Although there has been some concern that the dramatic drop in LDL levels achieved with these drugs could actually be harmful, the concern has not panned out. “That is of course something that everybody has been watching, and I have been pleased with what I have seen to date,” Antman said. He added that alirocumab and evolocumab may lower LDL down to between 30 and 40 milligrams/deciliter. (The optimal range is below 100 milligrams/deciliter.)
The potency of these drugs comes from the fact that they block a protein in the body called PCSK9, and are thus called PCSK9 inhibitors. The result of this inhibition is that more molecules known as LDL receptors are available on the surface of cells in the liver to take up LDL, clearing this bad form of cholesterol from the body.

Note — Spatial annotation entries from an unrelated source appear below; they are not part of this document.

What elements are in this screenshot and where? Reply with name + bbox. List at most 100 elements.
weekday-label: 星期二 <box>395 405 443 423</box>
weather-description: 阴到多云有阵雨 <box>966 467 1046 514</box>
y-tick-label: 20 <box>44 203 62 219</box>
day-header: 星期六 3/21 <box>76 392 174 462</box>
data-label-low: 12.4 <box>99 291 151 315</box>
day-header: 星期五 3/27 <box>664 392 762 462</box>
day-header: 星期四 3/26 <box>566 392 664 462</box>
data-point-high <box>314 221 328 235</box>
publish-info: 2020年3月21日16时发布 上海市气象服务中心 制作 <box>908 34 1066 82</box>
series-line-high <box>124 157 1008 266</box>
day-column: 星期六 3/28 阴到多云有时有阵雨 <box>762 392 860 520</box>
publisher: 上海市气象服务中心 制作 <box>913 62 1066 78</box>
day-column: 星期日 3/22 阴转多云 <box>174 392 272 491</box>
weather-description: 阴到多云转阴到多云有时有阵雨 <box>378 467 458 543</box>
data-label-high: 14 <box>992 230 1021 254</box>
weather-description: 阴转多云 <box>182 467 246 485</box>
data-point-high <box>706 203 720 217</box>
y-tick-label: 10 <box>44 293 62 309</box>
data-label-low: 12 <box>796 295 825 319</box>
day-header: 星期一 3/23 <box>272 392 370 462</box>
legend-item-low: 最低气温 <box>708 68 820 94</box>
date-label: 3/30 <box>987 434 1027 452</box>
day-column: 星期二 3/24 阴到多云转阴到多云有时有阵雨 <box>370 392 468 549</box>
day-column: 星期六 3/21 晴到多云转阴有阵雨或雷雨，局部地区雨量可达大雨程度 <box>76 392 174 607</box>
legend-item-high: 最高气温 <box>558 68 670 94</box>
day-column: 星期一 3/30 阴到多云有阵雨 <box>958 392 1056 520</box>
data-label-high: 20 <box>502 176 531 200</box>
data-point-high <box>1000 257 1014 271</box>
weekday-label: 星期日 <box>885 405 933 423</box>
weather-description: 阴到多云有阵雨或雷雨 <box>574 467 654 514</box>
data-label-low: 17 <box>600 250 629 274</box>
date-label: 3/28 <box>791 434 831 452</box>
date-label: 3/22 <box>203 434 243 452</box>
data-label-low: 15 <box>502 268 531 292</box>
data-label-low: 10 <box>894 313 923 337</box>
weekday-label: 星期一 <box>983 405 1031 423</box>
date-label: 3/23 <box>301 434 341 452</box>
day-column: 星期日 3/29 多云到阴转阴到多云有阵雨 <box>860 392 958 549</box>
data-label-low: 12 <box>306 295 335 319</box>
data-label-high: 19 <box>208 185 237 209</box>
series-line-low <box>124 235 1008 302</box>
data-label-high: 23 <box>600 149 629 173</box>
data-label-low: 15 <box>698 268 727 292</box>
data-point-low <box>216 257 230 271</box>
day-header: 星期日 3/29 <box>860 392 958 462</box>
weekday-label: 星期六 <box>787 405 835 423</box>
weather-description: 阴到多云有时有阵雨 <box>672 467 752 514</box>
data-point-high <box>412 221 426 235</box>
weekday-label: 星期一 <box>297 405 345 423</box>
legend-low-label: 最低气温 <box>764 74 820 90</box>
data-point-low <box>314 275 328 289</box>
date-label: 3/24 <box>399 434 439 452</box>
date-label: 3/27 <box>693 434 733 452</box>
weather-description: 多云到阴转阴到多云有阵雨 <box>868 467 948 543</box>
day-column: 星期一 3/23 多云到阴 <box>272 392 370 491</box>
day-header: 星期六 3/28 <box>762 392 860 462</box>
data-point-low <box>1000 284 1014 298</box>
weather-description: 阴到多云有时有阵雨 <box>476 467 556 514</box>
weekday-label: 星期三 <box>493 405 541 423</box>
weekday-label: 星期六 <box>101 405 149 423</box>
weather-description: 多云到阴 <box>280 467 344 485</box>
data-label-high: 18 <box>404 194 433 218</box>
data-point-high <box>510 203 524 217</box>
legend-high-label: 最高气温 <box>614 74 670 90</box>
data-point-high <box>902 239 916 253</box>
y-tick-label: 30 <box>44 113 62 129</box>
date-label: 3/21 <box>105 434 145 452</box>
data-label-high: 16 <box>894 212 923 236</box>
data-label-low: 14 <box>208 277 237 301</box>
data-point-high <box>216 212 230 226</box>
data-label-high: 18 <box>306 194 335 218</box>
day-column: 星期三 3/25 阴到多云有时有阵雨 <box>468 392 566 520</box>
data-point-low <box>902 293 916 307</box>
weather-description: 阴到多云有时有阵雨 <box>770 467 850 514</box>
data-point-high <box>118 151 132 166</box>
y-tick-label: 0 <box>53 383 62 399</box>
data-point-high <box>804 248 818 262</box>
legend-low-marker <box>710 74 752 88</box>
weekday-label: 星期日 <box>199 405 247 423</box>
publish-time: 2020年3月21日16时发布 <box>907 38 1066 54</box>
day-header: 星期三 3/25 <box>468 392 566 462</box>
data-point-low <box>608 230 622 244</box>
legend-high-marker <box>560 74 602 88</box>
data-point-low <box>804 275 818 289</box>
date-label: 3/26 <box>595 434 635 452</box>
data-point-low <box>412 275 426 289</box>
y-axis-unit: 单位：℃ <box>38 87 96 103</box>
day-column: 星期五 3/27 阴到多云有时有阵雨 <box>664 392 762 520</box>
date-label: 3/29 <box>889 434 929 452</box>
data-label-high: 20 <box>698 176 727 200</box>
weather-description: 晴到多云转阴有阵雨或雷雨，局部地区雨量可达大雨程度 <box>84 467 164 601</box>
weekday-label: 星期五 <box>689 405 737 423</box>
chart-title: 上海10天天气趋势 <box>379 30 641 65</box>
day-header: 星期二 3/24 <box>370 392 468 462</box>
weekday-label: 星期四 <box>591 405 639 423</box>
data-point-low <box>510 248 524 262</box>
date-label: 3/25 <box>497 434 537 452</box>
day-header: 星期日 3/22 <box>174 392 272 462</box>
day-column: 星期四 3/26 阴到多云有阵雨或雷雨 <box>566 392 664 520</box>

There have also been concerns that alirocumab and evolocumab, like statins, may induce short-term memory loss. The FDA warned statin users about this possibility in 2012.
However, a study published on Monday made a strong case that statins are not responsible for short-term memory loss, and instead that patients are simply more likely to notice mental shortcomings after they start any new medication, statin or otherwise. Likewise, Antman said it is “very unlikely” that alirocumab and evolocumab could precipitate forgetfulness.
If the new drugs are approved, it is estimated they would cost between $7,000 and $12,000 a year per patient. In comparison, statins cost between $48 a year (for generic forms), up to between $500 and $7,000 a year (for brand-name drugs).
However, “if we [balance] the cost of these drugs over society and the cost to our health care system for caring for patients who suffer the consequences of vascular disease,” Antman said, “it’s possible that the calculus would suggest this could be a cost effective and attractive approach.”
One downside to alirocumab and evolocumab is that they have to be injected, which could be more cumbersome for patients than taking a statin, which is a pill. “That was our initial concern [but] it’s pretty easy and well tolerated by our patients,” Rosenson said. Patients take an injection, via a device similar to the FlexPen for diabetes, once or twice a month.
Although PCSK9 inhibitors would at first probably be used primarily by patients who have bad reactions or do not respond to statins, these drugs could down the road be used more broadly in people with high cholesterol, Antman said. “If we were able to reduce the LDL levels in our population to ranges we have not seen before [because of the potency of these drugs], could we reduce the burden of vascular disease in our population and the economic cost to our society?”